American information will again dominate market results, led by the minutes of the June 15 Federal Open Market Committee (FOMC) meeting and Nonfarm Payrolls for June on Friday. The governors’ thinking on a US recession is the chief interest in the minutes. How will Fed policy evolve if the US does strike a recession in the second quarter. Services PMI will be examined for confirmation of the steep drop in manufacturing New Orders Index. If new business in the far larger service sector follows manufacturing into contraction, the odds of a recession rise and so will the pressure on US Treasury rates.

Canada’s Net Change in Employment will accompany the NFP release.
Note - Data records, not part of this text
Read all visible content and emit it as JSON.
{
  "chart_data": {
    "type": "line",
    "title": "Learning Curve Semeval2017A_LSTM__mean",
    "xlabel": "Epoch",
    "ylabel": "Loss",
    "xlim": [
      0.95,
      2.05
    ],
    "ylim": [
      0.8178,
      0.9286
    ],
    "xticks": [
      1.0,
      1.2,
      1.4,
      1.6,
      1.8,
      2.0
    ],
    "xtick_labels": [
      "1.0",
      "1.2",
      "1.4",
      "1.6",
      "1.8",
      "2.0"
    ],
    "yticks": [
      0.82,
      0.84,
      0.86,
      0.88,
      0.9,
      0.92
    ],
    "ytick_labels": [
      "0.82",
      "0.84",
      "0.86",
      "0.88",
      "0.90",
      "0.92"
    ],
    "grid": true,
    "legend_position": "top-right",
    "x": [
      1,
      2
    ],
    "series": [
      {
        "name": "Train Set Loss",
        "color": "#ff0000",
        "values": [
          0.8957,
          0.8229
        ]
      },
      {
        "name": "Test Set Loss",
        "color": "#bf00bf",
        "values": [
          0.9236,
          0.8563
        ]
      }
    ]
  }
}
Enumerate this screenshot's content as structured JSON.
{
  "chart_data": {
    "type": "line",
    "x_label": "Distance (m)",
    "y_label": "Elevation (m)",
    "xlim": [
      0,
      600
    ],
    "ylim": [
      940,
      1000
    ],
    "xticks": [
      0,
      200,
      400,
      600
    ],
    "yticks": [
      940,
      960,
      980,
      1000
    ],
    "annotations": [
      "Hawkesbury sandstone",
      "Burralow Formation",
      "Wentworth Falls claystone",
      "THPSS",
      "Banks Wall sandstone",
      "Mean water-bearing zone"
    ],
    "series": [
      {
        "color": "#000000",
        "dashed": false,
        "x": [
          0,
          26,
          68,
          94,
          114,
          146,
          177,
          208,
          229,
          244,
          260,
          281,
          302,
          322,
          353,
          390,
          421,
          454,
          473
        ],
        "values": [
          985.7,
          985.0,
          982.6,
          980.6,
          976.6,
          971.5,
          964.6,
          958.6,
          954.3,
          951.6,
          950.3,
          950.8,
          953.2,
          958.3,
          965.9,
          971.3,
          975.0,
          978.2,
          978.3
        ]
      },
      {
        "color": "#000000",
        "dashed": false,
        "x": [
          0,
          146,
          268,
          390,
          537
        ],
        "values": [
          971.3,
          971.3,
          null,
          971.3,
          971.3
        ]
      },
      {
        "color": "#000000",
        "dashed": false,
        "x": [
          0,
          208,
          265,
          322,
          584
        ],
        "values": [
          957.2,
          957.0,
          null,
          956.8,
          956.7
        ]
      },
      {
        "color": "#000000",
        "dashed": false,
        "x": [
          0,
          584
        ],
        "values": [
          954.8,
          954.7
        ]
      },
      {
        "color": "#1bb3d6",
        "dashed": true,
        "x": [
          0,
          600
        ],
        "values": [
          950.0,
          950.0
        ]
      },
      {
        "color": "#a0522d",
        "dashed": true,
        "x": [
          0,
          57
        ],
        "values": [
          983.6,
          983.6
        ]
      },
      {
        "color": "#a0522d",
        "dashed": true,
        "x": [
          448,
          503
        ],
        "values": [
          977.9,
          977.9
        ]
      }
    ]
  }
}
S&P Global Manufacturing and the Ivey PMIs for June will provide information but no market notice. 

The outlook for the USD/CAD is neutral as recession fears chip away at WTI and US Treasury rates. 

Canada statistics June 27–July 1


US statistics June 27–July 1


Canada statistics July 4–July 8


US statistics July 4–July 8


USD/CAD technical outlook

The MACD (Moving Average Convergence Divergence) cross of the signal line on Thursday has not widened into a clear sell signal. Likewise the Relative Strength Index location near the neutral line evinces no plain advice. Average True Range (ATR) volatility has been declining for two weeks. 

Moving averages: 21-day 1.2839, 50-day 1.2829, 100-day 1.2739, 200-day 1.2681

Resistance: 1.2930, 1.2950, 1.3000, 1.3075

Support: 1.2890, 1.2860, 1.2845, 1.2825

FXStreet Forecast Poll

The FXStreet Forecast Poll  portrays a stronger Canadian dollar but in reality the USD/CAD is simply headed to the center of its range.